Which brings me to early Sunday morning. A longtime friend and fellow photographer, Gary Rubin, and I have tried to get together off and on for one of these shoots for almost a year. Trying to pick a site, we decided to hit the little-known Baltimore Cemetery.
Founded in 1850, the 85-acre cemetery sits at the intersection of North Avenue and Bel Air Road in northeast Baltimore, a part of the city that has been largely abandoned by residents and industry. Information about the cemetery is limited; there is no website and no one is on the grounds on Sundays.
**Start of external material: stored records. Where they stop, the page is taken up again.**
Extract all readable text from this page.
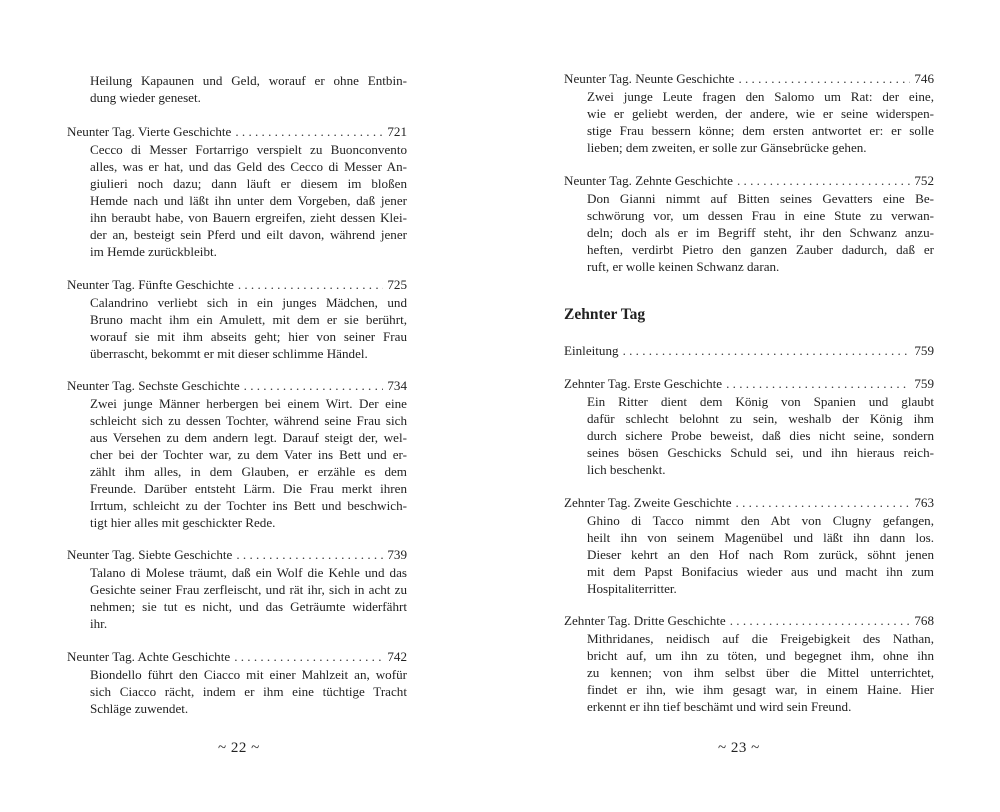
Heilung Kapaunen und Geld, worauf er ohne Entbin-
dung wieder geneset.
Neunter Tag. Vierte Geschichte . . .	721
Cecco di Messer Fortarrigo verspielt zu Buonconvento
alles, was er hat, und das Geld des Cecco di Messer An-
giulieri noch dazu; dann läuft er diesem im bloßen
Hemde nach und läßt ihn unter dem Vorgeben, daß jener
ihn beraubt habe, von Bauern ergreifen, zieht dessen Klei-
der an, besteigt sein Pferd und eilt davon, während jener
im Hemde zurückbleibt.
Neunter Tag. Fünfte Geschichte . . .	725
Calandrino verliebt sich in ein junges Mädchen, und
Bruno macht ihm ein Amulett, mit dem er sie berührt,
worauf sie mit ihm abseits geht; hier von seiner Frau
überrascht, bekommt er mit dieser schlimme Händel.
Neunter Tag. Sechste Geschichte . . .	734
Zwei junge Männer herbergen bei einem Wirt. Der eine
schleicht sich zu dessen Tochter, während seine Frau sich
aus Versehen zu dem andern legt. Darauf steigt der, wel-
cher bei der Tochter war, zu dem Vater ins Bett und er-
zählt ihm alles, in dem Glauben, er erzähle es dem
Freunde. Darüber entsteht Lärm. Die Frau merkt ihren
Irrtum, schleicht zu der Tochter ins Bett und beschwich-
tigt hier alles mit geschickter Rede.
Neunter Tag. Siebte Geschichte . . .	739
Talano di Molese träumt, daß ein Wolf die Kehle und das
Gesichte seiner Frau zerfleischt, und rät ihr, sich in acht zu
nehmen; sie tut es nicht, und das Geträumte widerfährt
ihr.
Neunter Tag. Achte Geschichte . . .	742
Biondello führt den Ciacco mit einer Mahlzeit an, wofür
sich Ciacco rächt, indem er ihm eine tüchtige Tracht
Schläge zuwendet.
~ 22 ~
Neunter Tag. Neunte Geschichte . . .	746
Zwei junge Leute fragen den Salomo um Rat: der eine,
wie er geliebt werden, der andere, wie er seine widerspen-
stige Frau bessern könne; dem ersten antwortet er: er solle
lieben; dem zweiten, er solle zur Gänsebrücke gehen.
Neunter Tag. Zehnte Geschichte . . .	752
Don Gianni nimmt auf Bitten seines Gevatters eine Be-
schwörung vor, um dessen Frau in eine Stute zu verwan-
deln; doch als er im Begriff steht, ihr den Schwanz anzu-
heften, verdirbt Pietro den ganzen Zauber dadurch, daß er
ruft, er wolle keinen Schwanz daran.
Zehnter Tag
Einleitung . . .	759
Zehnter Tag. Erste Geschichte . . .	759
Ein Ritter dient dem König von Spanien und glaubt
dafür schlecht belohnt zu sein, weshalb der König ihm
durch sichere Probe beweist, daß dies nicht seine, sondern
seines bösen Geschicks Schuld sei, und ihn hieraus reich-
lich beschenkt.
Zehnter Tag. Zweite Geschichte . . .	763
Ghino di Tacco nimmt den Abt von Clugny gefangen,
heilt ihn von seinem Magenübel und läßt ihn dann los.
Dieser kehrt an den Hof nach Rom zurück, söhnt jenen
mit dem Papst Bonifacius wieder aus und macht ihn zum
Hospitaliterritter.
Zehnter Tag. Dritte Geschichte . . .	768
Mithridanes, neidisch auf die Freigebigkeit des Nathan,
bricht auf, um ihn zu töten, und begegnet ihm, ohne ihn
zu kennen; von ihm selbst über die Mittel unterrichtet,
findet er ihn, wie ihm gesagt war, in einem Haine. Hier
erkennt er ihn tief beschämt und wird sein Freund.
~ 23 ~
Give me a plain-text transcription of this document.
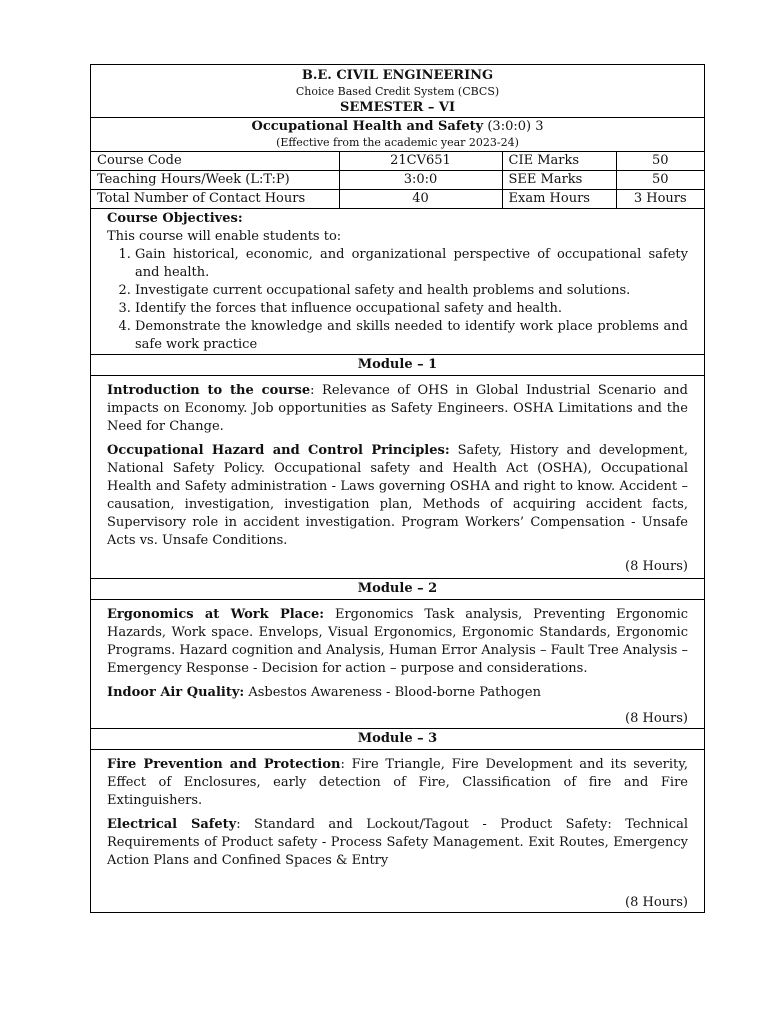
B.E. CIVIL ENGINEERING
Choice Based Credit System (CBCS)
SEMESTER – VI
Occupational Health and Safety (3:0:0) 3
(Effective from the academic year 2023-24)
Course Code	21CV651	CIE Marks	50
Teaching Hours/Week (L:T:P)	3:0:0	SEE Marks	50
Total Number of Contact Hours	40	Exam Hours	3 Hours
Course Objectives:
This course will enable students to:
1. Gain historical, economic, and organizational perspective of occupational safety and health.
2. Investigate current occupational safety and health problems and solutions.
3. Identify the forces that influence occupational safety and health.
4. Demonstrate the knowledge and skills needed to identify work place problems and safe work practice
Module – 1

Introduction to the course: Relevance of OHS in Global Industrial Scenario and impacts on Economy. Job opportunities as Safety Engineers. OSHA Limitations and the Need for Change.

Occupational Hazard and Control Principles: Safety, History and development, National Safety Policy. Occupational safety and Health Act (OSHA), Occupational Health and Safety administration - Laws governing OSHA and right to know. Accident – causation, investigation, investigation plan, Methods of acquiring accident facts, Supervisory role in accident investigation. Program Workers’ Compensation - Unsafe Acts vs. Unsafe Conditions.

(8 Hours)
Module – 2

Ergonomics at Work Place: Ergonomics Task analysis, Preventing Ergonomic Hazards, Work space. Envelops, Visual Ergonomics, Ergonomic Standards, Ergonomic Programs. Hazard cognition and Analysis, Human Error Analysis – Fault Tree Analysis – Emergency Response - Decision for action – purpose and considerations.

Indoor Air Quality: Asbestos Awareness - Blood-borne Pathogen

(8 Hours)
Module – 3

Fire Prevention and Protection: Fire Triangle, Fire Development and its severity, Effect of Enclosures, early detection of Fire, Classification of fire and Fire Extinguishers.

Electrical Safety: Standard and Lockout/Tagout - Product Safety: Technical Requirements of Product safety - Process Safety Management. Exit Routes, Emergency Action Plans and Confined Spaces & Entry

(8 Hours)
What I did find is that the cemetery is home to much of Baltimore’s German population of the 19th and early 20th century. According to a Baltimore Sun article, many of the founders and workers in the city’s breweries from that time are represented at the cemetery, along with some prominent businessmen. One family plot near the front belongs to the Vonderhorsts, a family of brewers who also owned the Baltimore Orioles in the late 1800s.
Sunday was a miserable weather day, but Gary and I were got to cemetery shortly after the grounds were opened and managed to get in a few shots. Plans to go to other sites were thwarted, but I hope it won’t be long before we can go out shooting again.